Unlike other puppet shows (of which I’m assured this is not) the puppeteers are positioned in front of the screen, “That’s not at all what we do, it’s the difference between being a guitarist in a rock band and in an orchestra, sure you’re both playing guitar, but it’s totally different. I use shadow puppetry in a very different way… Everything is done by sticking things onto our hands, everything is really rough and slap-dash, it’s all found objects and household objects sort of taped together.” Performed from four or five metres away from the screen this show includes, not only the puppets sillouettes, but also the puppet and the puppeteer as a performer.

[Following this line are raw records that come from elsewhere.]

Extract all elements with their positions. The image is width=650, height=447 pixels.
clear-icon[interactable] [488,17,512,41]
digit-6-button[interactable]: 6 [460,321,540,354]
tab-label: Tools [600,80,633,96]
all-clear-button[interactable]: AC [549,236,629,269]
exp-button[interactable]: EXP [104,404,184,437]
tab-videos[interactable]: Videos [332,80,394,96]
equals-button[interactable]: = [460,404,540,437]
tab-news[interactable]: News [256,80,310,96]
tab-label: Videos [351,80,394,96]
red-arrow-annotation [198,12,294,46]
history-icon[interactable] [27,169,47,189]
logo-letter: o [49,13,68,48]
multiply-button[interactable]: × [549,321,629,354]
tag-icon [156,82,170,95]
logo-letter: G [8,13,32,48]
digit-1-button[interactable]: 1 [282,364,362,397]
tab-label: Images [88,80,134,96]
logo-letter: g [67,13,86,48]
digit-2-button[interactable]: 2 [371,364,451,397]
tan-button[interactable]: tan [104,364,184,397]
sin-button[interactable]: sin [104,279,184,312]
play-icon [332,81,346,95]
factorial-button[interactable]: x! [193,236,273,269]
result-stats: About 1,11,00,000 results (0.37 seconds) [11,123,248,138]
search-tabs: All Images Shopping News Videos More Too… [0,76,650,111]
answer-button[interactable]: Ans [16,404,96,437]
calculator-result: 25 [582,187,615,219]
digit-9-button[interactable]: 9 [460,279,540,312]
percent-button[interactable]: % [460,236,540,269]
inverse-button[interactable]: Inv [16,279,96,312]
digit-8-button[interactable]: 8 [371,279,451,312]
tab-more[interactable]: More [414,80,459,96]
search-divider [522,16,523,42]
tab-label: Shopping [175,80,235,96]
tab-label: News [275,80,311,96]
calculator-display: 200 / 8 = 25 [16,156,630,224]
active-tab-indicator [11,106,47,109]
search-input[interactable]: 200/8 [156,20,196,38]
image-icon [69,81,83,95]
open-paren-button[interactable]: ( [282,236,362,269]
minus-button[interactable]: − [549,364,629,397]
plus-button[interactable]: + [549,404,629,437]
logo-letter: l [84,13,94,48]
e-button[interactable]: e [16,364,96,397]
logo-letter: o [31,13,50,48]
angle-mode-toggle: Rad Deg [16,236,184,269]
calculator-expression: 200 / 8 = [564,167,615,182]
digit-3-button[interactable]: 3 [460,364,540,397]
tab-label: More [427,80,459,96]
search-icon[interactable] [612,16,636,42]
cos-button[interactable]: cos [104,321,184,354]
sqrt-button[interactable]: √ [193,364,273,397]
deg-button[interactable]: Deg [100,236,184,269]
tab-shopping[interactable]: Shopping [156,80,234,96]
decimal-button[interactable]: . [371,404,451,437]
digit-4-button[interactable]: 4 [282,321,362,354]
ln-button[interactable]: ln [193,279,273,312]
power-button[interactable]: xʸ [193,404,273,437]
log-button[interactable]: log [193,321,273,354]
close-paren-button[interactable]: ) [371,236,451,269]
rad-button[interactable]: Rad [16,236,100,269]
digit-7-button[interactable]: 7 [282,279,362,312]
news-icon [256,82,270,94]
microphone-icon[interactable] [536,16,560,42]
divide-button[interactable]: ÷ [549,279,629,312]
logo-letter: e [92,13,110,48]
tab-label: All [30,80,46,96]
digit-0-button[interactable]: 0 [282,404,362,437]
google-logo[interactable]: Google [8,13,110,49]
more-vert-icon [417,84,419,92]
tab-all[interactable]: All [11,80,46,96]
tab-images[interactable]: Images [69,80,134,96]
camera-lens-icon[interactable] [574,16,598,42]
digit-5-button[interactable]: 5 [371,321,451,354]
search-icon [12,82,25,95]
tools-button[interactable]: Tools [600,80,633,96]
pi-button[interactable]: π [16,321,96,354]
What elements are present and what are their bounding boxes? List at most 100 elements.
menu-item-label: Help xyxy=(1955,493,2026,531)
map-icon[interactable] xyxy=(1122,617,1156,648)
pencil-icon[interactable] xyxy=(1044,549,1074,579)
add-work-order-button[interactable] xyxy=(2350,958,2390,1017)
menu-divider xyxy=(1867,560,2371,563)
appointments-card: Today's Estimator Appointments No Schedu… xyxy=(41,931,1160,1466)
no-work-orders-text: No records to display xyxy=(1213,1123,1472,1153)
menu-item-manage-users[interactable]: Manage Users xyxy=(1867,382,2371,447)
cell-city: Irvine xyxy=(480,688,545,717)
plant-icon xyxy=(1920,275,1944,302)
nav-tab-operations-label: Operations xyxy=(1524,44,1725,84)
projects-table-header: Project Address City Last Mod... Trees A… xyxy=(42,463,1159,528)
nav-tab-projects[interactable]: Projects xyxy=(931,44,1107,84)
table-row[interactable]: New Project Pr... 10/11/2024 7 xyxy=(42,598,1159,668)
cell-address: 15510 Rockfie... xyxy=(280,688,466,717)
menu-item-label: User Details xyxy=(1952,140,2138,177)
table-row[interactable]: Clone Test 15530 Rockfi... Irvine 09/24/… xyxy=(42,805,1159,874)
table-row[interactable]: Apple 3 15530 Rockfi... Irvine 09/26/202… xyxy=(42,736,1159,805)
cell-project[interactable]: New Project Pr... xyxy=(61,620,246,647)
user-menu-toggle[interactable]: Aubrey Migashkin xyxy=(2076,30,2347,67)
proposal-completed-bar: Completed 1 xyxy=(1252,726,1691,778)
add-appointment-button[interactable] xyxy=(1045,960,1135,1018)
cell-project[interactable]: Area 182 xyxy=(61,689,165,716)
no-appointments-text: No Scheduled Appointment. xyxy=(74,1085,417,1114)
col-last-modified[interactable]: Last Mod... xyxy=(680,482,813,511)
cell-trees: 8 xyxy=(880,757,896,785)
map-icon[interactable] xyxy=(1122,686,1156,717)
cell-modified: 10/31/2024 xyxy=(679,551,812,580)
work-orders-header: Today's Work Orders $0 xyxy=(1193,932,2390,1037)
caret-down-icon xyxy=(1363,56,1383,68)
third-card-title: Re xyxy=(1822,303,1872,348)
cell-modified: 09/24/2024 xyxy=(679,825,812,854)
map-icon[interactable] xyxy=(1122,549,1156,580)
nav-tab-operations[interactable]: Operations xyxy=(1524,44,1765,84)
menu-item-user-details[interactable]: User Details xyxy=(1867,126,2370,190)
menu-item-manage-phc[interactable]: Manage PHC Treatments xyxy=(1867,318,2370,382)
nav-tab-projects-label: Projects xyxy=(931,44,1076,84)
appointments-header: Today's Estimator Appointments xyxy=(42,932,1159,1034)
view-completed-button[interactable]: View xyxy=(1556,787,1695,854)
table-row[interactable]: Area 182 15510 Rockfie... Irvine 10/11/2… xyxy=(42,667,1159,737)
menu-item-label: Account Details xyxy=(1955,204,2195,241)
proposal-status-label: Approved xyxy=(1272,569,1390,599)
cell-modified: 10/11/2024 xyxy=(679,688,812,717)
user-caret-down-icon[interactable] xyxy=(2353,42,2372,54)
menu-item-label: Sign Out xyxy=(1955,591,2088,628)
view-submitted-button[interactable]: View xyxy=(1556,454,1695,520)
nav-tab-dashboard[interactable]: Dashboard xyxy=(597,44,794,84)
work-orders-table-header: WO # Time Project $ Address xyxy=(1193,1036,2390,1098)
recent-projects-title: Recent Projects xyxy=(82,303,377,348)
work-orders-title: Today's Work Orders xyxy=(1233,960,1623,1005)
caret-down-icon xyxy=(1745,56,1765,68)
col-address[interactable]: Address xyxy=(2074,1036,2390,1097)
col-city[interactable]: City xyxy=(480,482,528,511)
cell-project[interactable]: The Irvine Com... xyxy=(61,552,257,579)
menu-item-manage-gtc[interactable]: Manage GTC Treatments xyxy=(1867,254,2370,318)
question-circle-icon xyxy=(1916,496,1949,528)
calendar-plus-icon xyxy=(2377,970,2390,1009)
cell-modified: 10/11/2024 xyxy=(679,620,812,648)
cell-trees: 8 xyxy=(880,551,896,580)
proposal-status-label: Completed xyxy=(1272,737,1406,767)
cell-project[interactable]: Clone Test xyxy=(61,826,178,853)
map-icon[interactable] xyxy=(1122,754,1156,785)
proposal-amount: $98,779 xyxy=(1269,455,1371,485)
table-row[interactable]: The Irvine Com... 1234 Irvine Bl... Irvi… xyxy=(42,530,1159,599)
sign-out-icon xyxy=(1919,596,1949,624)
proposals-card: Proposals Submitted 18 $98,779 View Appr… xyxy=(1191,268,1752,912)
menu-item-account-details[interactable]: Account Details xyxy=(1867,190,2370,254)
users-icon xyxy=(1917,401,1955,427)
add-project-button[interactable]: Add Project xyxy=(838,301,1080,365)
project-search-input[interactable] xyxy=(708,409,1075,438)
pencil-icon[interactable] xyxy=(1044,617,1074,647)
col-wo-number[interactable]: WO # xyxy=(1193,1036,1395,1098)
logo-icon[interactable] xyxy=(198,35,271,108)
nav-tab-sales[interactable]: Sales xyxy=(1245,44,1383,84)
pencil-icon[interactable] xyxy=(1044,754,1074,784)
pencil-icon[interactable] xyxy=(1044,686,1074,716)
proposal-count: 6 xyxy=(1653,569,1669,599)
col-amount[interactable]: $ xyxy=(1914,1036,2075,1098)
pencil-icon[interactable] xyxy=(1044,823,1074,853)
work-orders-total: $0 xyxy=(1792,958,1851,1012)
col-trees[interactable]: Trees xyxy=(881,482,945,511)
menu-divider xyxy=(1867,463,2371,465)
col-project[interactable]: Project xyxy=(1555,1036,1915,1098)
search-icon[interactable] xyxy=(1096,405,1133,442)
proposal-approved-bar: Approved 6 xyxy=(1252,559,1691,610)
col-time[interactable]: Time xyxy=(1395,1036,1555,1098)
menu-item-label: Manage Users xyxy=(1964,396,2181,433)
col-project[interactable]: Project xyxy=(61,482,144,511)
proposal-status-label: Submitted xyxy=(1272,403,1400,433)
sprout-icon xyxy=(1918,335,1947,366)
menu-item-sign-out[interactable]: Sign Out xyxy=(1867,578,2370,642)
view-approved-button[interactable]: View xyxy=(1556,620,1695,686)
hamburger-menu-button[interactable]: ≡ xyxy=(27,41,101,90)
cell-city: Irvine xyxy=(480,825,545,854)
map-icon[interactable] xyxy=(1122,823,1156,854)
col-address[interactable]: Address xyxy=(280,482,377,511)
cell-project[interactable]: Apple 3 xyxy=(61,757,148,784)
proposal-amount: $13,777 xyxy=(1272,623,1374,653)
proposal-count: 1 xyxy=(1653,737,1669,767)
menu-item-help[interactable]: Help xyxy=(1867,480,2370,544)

The trickledown of Jeff’s skillset as a clown, street performer and latent puppeteer combined with his awareness of the film savvy of the modern audience, translated Swamp Juice into a show that is a live performance that like other modern performance pieces employs techniques, traditionally used only in film. “The grammer of the frame, the language of cinematography, it’s completely ubiquitous now, that it’s almost not noticed apart from the way that people might marvel at it.” As though the creative envelope is not being pushed enough, in last fifteen minutes of the show the audience puts on 3D glasses to watch the end of the show in 3D madness, “that usually blows the roof off,” admits Jeff, “all the kids start screaming and music is irrelevant at that point because it’s so loud. It’s quite hard to tell a story in that moment, ‘cos it’s like trying to read a book to a kid on a rollercoaster.”
Now a few years old Swamp Juice has been performed all over the world and has found favour with audiences of all cultures and ages. Jeff says that no matter who you are this is for you, “If you don’t have access to a kid you can still come… It’s a virgin experience for people, they will never have seen puppetry in this way before.”
With productions currently touring everywhere from the Phillipines to Europe and with a new show in production Jeff Achtem and the Bunk puppets team are filling a niche in the creative arts scene of the world, that is honest and fun. Swamp Juice promises to be an escape from the heaviness of news and world events into a swamp that Jeff has created just for you, so that for a moment, with child in tow or not you can laugh and wake-up your imagination that has been fast asleep in the shadows.